Parlando del suo ultimo lavoro, il dramma Lion che, dopo Toronto e Londra verrà presentato in anteprima alla Festa di Roma, Nicole Kidman spiega di aver accettato perché il film "affronta il tema della maternità da punti di vista diversi. Il film è ispirato a una storia vera, che non conoscevo. Il mio personaggio è una donna, una madre che aiuta il figlio a trovare i genitori naturali facendo un grande sacrifico per amore. Volevo incarnare l'aspetto materno del personaggio. Garth Davis, il regista, è molto rilassato, molto tranquillo. Sul set ascolta musica, fa esercizi con gli attori, e ha trasformato il piccolo protagonista del film, che non parla neppure inglese, in attore. Un'esperienza bellissima".
"Sogno il contatto col pubblico"
Oggi Nicole Kidman è una donna appagata sentimentalmente e a livello lavorativo e ci confessa di amare anche quegli aspetti della vita da star di cui molti si lamentano: "Fin da piccola sognavo di lavorare a Hollywood, di calcare i palchi di Broadway, volevo conoscere persone di nazionalità diverse. Mi piace viaggiare, conoscere posti diversi. Quando giri un film in un altro paese ci vivi per un periodo, non sei un turista, hai la possibilità di conoscere i luoghi e le persone".

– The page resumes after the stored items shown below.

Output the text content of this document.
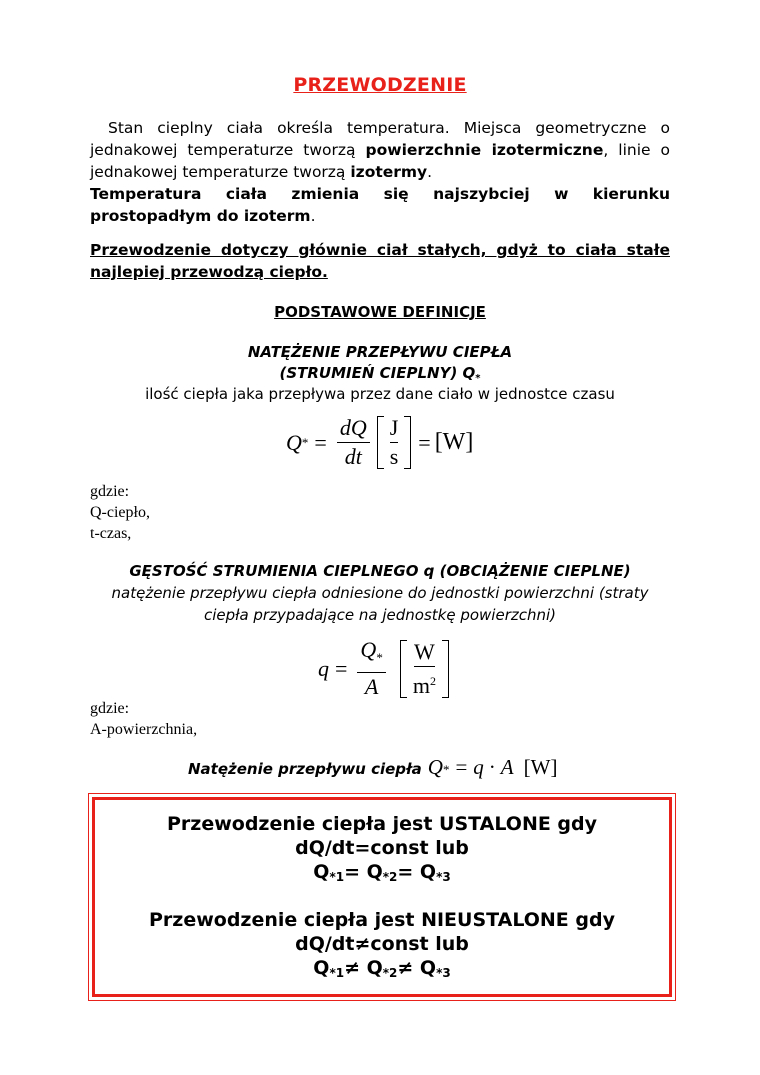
PRZEWODZENIE
Stan cieplny ciała określa temperatura. Miejsca geometryczne o jednakowej temperaturze tworzą powierzchnie izotermiczne, linie o jednakowej temperaturze tworzą izotermy.
Temperatura ciała zmienia się najszybciej w kierunku prostopadłym do izoterm.
Przewodzenie dotyczy głównie ciał stałych, gdyż to ciała stałe najlepiej przewodzą ciepło.
PODSTAWOWE DEFINICJE
NATĘŻENIE PRZEPŁYWU CIEPŁA
(STRUMIEŃ CIEPLNY) $Q_*$
ilość ciepła jaka przepływa przez dane ciało w jednostce czasu
Q * = $\frac{dQ}{dt} \frac{J}{s} = [W]$
gdzie:
Q-ciepło,
t-czas,
GĘSTOŚĆ STRUMIENIA CIEPLNEGO q (OBCIĄŻENIE CIEPLNE)
natężenie przepływu ciepła odniesione do jednostki powierzchni (straty
ciepła przypadające na jednostkę powierzchni)
$q = \frac{Q_*}{A} \frac{W}{m^2}$
gdzie:
A-powierzchnia,
Natężenie przepływu ciepła Q * = q · A [W]
Przewodzenie ciepła jest USTALONE gdy
dQ/dt=const lub
$Q_{*1}= Q_{*2}= Q_{*3}$
Przewodzenie ciepła jest NIEUSTALONE gdy
dQ/dt≠const lub
$Q_{*1}\ne Q_{*2}\ne Q_{*3}$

Tra tante soddisfazioni va annoverato anche un Oscar conquistato nel 2003 per il ruolo di Virginia Woolf in The Hours. Al riguardo la Kidman confessa: "Vincere l'Oscar ha rappresentato una svolta, ma non a livello di carriera. Ero già affermata, ma in quel momento non avevo nessuno con cui condividere la gioia, volevo innamorarmi di nuovo. Per me avere successo significa avere un filo diretto con le persone, sentire che le faccio piangere o ridere. La cosa peggiore che possa esistere è una società insensibile. Purtroppo oggi stiamo andando in questa direzione, ma io voglio sentire il calore della gente".